Rester soi-même sans rester le même

A l’hôpital, les patients rappellent régulièrement aux soignants l’évènement majeur que constitue la découverte de leur propre vieillesse, par exemple lors d’une chute qui provoque une fracture du col du fémur. La fracture, la cassure, le morcellement sont autant de façons de rendre compte sur le plan psychique de la rupture de continuité vécue lors de la confrontation avec la vieillesse. Ce qui fait dire à Danielle Quinodoz qu’au grand âge, il s’agit de « rester soi-même sans rester le même ».

Cette confrontation radicale à la vieillesse ne se réalise pas toujours lors d’une expérience majeure : elle se manifeste également lors d’un événement a priori de moindre importance. Par exemple lors du départ d’un enfant à l’étranger, ou encore la fermeture d’une agence bancaire qui nécessite en conséquence l’usage laborieux des nouvelles technologies. Comme la goutte qui fait déborder le vase déjà bien rempli des difficultés latentes. 

Pour conclure

La vieillesse ne se réduit donc pas à des théories scientifiques et ne peut correspondre à un âge bien spécifique.

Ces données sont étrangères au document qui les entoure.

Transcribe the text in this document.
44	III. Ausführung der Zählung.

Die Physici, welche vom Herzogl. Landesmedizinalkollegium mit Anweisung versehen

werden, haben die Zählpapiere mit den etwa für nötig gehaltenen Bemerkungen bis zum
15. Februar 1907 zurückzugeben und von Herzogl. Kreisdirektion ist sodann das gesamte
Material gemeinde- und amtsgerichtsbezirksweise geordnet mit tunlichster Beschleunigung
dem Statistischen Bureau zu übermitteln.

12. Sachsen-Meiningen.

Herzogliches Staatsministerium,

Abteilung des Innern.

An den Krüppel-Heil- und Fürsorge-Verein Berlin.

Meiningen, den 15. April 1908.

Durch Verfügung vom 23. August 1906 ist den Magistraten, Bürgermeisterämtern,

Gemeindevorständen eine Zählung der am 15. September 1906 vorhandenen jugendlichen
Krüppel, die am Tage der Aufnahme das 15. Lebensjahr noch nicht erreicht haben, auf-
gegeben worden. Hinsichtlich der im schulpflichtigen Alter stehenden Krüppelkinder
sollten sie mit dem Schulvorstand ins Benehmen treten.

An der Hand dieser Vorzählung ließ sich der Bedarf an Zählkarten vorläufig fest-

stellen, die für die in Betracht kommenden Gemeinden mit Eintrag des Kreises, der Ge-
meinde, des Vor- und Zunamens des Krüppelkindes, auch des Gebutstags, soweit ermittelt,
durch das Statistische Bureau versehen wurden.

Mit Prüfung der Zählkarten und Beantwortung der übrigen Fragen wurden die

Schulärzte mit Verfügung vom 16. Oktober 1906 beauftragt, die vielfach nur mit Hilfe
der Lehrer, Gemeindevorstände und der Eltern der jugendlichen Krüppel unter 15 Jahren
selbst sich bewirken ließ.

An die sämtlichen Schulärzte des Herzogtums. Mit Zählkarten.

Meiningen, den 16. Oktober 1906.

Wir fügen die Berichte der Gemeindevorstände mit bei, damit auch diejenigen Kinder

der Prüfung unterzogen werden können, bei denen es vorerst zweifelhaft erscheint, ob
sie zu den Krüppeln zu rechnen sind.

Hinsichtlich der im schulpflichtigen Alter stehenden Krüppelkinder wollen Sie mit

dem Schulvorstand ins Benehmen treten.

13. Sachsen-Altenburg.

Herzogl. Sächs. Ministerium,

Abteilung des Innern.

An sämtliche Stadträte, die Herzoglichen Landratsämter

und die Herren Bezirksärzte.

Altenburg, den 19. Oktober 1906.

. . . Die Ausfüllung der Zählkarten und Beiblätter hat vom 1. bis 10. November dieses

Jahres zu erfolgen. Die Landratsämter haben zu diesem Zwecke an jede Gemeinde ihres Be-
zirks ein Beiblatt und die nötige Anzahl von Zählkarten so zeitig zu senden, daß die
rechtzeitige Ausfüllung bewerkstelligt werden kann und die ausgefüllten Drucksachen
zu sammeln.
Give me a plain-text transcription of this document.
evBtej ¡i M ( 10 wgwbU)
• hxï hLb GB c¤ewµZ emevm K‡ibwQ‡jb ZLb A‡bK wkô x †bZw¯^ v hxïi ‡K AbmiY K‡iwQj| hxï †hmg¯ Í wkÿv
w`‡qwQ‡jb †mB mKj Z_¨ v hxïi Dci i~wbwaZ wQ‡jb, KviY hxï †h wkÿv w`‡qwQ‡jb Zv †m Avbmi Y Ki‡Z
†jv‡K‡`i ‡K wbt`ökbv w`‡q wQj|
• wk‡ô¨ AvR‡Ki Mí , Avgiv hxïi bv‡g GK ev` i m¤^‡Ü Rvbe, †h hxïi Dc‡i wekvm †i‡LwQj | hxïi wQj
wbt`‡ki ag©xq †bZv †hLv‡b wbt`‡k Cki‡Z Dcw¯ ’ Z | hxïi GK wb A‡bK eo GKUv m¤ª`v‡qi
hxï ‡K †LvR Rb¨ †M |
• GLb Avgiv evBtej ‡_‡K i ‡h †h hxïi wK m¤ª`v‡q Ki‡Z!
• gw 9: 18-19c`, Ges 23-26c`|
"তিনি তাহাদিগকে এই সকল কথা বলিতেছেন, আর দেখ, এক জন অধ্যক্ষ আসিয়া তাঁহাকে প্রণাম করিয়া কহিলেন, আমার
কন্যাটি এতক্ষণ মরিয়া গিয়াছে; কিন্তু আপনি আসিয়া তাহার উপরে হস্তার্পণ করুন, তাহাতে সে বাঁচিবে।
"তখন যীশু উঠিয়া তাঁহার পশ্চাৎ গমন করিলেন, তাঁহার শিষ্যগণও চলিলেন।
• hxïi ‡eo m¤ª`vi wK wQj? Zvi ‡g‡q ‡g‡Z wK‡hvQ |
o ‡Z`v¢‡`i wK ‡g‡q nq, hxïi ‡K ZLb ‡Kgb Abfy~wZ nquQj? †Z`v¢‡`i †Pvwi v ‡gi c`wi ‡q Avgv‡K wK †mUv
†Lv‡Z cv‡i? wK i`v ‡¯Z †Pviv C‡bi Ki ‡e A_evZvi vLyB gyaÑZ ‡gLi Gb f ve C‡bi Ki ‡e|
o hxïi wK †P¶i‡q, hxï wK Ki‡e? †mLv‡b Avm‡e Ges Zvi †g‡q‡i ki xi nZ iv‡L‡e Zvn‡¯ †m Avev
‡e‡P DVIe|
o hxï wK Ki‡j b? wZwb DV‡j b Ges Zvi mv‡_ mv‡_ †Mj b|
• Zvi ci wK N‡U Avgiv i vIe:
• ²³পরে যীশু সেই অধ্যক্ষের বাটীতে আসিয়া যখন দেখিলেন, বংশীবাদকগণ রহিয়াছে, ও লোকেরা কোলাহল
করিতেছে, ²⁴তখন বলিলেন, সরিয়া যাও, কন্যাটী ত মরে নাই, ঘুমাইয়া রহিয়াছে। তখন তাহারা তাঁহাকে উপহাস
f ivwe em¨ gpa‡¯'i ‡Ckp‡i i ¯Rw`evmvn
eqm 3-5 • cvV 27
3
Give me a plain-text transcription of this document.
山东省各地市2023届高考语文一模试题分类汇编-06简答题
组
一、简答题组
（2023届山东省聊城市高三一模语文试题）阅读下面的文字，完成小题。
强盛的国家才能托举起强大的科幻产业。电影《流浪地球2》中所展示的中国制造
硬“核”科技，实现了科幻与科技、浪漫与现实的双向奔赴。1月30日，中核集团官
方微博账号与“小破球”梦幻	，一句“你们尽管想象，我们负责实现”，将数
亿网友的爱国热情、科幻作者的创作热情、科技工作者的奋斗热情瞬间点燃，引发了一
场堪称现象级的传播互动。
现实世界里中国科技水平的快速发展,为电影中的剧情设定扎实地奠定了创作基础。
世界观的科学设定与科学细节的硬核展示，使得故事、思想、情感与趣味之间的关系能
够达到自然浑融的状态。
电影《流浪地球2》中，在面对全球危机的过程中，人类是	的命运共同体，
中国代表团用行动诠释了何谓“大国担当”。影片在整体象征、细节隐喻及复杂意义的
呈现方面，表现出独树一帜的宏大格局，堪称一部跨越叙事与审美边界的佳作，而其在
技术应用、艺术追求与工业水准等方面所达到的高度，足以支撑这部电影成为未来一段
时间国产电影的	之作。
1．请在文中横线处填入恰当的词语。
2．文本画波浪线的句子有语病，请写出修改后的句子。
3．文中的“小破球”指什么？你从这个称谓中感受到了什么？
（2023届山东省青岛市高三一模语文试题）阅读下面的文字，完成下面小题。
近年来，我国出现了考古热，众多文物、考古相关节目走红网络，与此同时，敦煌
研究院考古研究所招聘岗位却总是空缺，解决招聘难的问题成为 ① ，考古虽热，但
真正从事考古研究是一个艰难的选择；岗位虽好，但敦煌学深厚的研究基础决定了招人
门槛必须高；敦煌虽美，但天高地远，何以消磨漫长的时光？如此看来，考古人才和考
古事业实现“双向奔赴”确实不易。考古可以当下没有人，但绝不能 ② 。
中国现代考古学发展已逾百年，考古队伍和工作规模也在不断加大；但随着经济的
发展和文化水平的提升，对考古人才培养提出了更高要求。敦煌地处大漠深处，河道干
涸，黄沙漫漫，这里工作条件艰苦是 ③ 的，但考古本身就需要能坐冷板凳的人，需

Elle est un vécu subjectif, influencé par les événements de vie, plus ou moins brutaux, qui font parfois rupture par rapport au vécu antérieur. Les intervenants auprès de personnes paraissant âgées ont donc tout intérêt à éviter les amalgames et se garder de vouloir faire correspondre leur perception du grand âge avec le vécu de la personne. Au grand âge, comme à tout âge, c’est une affaire de singularité.

1 Levinas, Emmanuel. Dieu la mort et le temps. Paris, Grasset, 1993.